A: That doesn’t explain why you should call it a God.

M: What would be a better name?

A: I don’t know, Keeper of Fairness?

M: If you think that works better for you, that’s fine.  What I want you to understand is that we need to work together to achieve the things we believe in.  I think that has a lot to do with how religions developed in the first place.  Everybody has to pitch in.

A: But if I say that I believe in a different God than other people, doesn’t that cause them to hate me?

M: It might, and I didn’t mean it that way.  I think all people believe in fairness, so it’s not really that we believe in anything different.  What I wanted to get across is that a shared belief can help us achieve things.  Fairness is already a belief that most of us share.

A: I guess so.

M: Shared beliefs are actually used a lot on the Internet.  Wikipedia is one example.  The people who contribute to Wikipedia don’t get paid for it.  Still they’ve built an encyclopedia that has similarly high quality and is much more complete and up-to-date than traditional ones.  Everybody pitching in is a great concept.  It’s called crowdsourcing.
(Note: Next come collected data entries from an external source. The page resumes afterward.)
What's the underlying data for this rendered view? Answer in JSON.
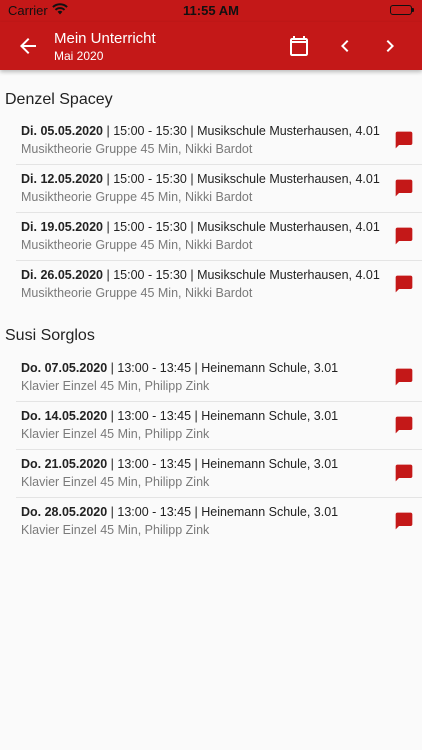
{
  "status_bar": {
    "carrier": "Carrier",
    "time": "11:55 AM"
  },
  "app_bar": {
    "title": "Mein Unterricht",
    "subtitle": "Mai 2020"
  },
  "colors": {
    "primary": "#c41818"
  },
  "icons": [
    "back-arrow-icon",
    "calendar-icon",
    "chevron-left-icon",
    "chevron-right-icon",
    "message-icon",
    "wifi-icon",
    "battery-icon"
  ],
  "students": [
    {
      "name": "Denzel Spacey",
      "lessons": [
        {
          "date": "Di. 05.05.2020",
          "details": " | 15:00 - 15:30 | Musikschule Musterhausen, 4.01",
          "info": "Musiktheorie Gruppe 45 Min, Nikki Bardot"
        },
        {
          "date": "Di. 12.05.2020",
          "details": " | 15:00 - 15:30 | Musikschule Musterhausen, 4.01",
          "info": "Musiktheorie Gruppe 45 Min, Nikki Bardot"
        },
        {
          "date": "Di. 19.05.2020",
          "details": " | 15:00 - 15:30 | Musikschule Musterhausen, 4.01",
          "info": "Musiktheorie Gruppe 45 Min, Nikki Bardot"
        },
        {
          "date": "Di. 26.05.2020",
          "details": " | 15:00 - 15:30 | Musikschule Musterhausen, 4.01",
          "info": "Musiktheorie Gruppe 45 Min, Nikki Bardot"
        }
      ]
    },
    {
      "name": "Susi Sorglos",
      "lessons": [
        {
          "date": "Do. 07.05.2020",
          "details": " | 13:00 - 13:45 | Heinemann Schule, 3.01",
          "info": "Klavier Einzel 45 Min, Philipp Zink"
        },
        {
          "date": "Do. 14.05.2020",
          "details": " | 13:00 - 13:45 | Heinemann Schule, 3.01",
          "info": "Klavier Einzel 45 Min, Philipp Zink"
        },
        {
          "date": "Do. 21.05.2020",
          "details": " | 13:00 - 13:45 | Heinemann Schule, 3.01",
          "info": "Klavier Einzel 45 Min, Philipp Zink"
        },
        {
          "date": "Do. 28.05.2020",
          "details": " | 13:00 - 13:45 | Heinemann Schule, 3.01",
          "info": "Klavier Einzel 45 Min, Philipp Zink"
        }
      ]
    }
  ]
}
A: Reminds me of the story of stone soup.

M: That’s right, it’s exactly like that!  The soldier said he could make soup from a stone and people didn’t believe him.  But then, when the water was being heated, everybody pitched in, and it became a great soup!  I like that story. You know that most people on the Internet help digitizing old books too, right?
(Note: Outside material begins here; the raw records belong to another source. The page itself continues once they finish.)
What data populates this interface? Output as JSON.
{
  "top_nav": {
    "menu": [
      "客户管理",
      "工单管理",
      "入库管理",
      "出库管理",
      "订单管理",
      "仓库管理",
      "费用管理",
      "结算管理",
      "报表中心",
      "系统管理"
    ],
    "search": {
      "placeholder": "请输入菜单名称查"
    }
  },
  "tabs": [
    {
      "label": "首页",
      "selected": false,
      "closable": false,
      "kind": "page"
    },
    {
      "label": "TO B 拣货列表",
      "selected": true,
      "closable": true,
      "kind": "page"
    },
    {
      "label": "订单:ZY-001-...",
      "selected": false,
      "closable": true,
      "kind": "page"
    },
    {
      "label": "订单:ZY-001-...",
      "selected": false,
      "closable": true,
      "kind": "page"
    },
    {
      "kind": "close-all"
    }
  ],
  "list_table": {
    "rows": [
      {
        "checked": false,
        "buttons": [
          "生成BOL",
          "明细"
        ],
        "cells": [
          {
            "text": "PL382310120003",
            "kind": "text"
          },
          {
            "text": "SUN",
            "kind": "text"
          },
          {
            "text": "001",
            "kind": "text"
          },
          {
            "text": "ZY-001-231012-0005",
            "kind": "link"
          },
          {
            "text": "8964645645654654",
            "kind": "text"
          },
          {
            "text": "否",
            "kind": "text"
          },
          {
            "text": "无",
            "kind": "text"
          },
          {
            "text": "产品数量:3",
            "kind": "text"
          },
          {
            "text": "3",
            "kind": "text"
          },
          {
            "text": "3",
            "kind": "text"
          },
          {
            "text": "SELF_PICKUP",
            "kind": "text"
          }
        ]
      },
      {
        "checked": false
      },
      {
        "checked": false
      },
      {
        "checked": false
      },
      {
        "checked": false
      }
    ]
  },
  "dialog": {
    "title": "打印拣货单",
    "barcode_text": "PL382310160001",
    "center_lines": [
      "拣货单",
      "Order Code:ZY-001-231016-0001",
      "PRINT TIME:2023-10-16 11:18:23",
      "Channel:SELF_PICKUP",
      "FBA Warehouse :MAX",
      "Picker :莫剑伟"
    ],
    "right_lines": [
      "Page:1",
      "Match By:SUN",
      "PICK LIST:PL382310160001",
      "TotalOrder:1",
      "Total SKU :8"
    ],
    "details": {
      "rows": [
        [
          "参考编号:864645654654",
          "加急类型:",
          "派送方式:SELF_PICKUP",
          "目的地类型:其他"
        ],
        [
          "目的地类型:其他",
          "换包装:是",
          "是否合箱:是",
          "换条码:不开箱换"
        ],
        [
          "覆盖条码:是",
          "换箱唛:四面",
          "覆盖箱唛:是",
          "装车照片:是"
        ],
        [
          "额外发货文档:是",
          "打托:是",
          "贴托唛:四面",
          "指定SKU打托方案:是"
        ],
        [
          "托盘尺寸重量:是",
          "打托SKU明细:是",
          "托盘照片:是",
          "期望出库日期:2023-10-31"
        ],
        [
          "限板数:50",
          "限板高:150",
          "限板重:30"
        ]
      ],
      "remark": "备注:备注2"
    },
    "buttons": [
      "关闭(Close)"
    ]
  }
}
A: That can’t be right.  I’ve never heard anybody say they do that!

M: Have you heard of people who buy concert tickets online?

A: Of course!  But they don’t do anything with books.

M: When you buy tickets you are often asked to read some wiggly text that’s called a Captcha. 

A: Yes, I’ve seen those.  They test that you aren’t a computer.  That’s what they are for.  Not for books!

M: That’s correct, but for many of them you have to enter two words.  One word is to test that you are human.  The other word is to help digitizing books.  In that way, a lot of people help with the digitizing.

A: I suppose that’s ok, but people don’t really know they are doing it.  They don’t have a choice.

M: Good point.  It’s still crowdsourcing, and I think that in a lot of ways religions are like that.  They want people to behave nicely, so they find ways to get everybody to pitch in.  Everybody watches out for everybody else, and when somebody doesn’t behave nicely, people defend what’s right.

A: So why don’t we go to church then?

M: Well, the issue is about what really is nice behavior.  Have you read in the Bible?  I don’t mean the Children’s Bible you asked for in Kindergarten but the regular one.

A: I remember reading that Children’s Bible!  

H: The Children’s Bible only has nice stories.  The adult version has a lot of things that are not so nice.  Even in the Ten Commandments it says that God is “jealous”.  I remember reading that in school and wondering why that would be a good thing.

A: Maybe the word meant something different when the Bible was written.

H: I don’t know.  You should read it yourself some time.  It sounds aggressive to me, but maybe that’s just me.  One problem is that “hate” is mentioned a lot in the Bible.  Social sciences have shown that it’s not good to teach people to hate. 

A: So why don’t people use a newer document.

H: That’s a difficult question.  For some people it’s because they think that the supernatural God tells them to use the Bible.  Others like the idea of love, and they associate that with Jesus.  In a lot of ways, Jesus stands for love the way Santa Claus stands for generosity.  When people give gifts at Christmas they call it Santa.  When they show love they call it Jesus.

A: Did Jesus believe in the Ten Commandments?

H: I haven’t heard otherwise.  Of course, Jesus is discussed in the New Testament.  That part of the Bible was written much later than the Ten Commandments in the Old Testament.

A: So maybe Jesus was mostly right but the Old Testament isn’t.

H: I don’t think Jesus made much of an effort to be fair to people who don’t follow him.

A: How about Gandhi?  Or John Lennon?

H: I think both of them are great symbols, but personally neither of them led perfect lives.  

A: How about Batman?  Or wait a second.  He isn’t even real, right?

M: That’s a great question. Let’s talk about that some other time.  I still have some work to do tonight.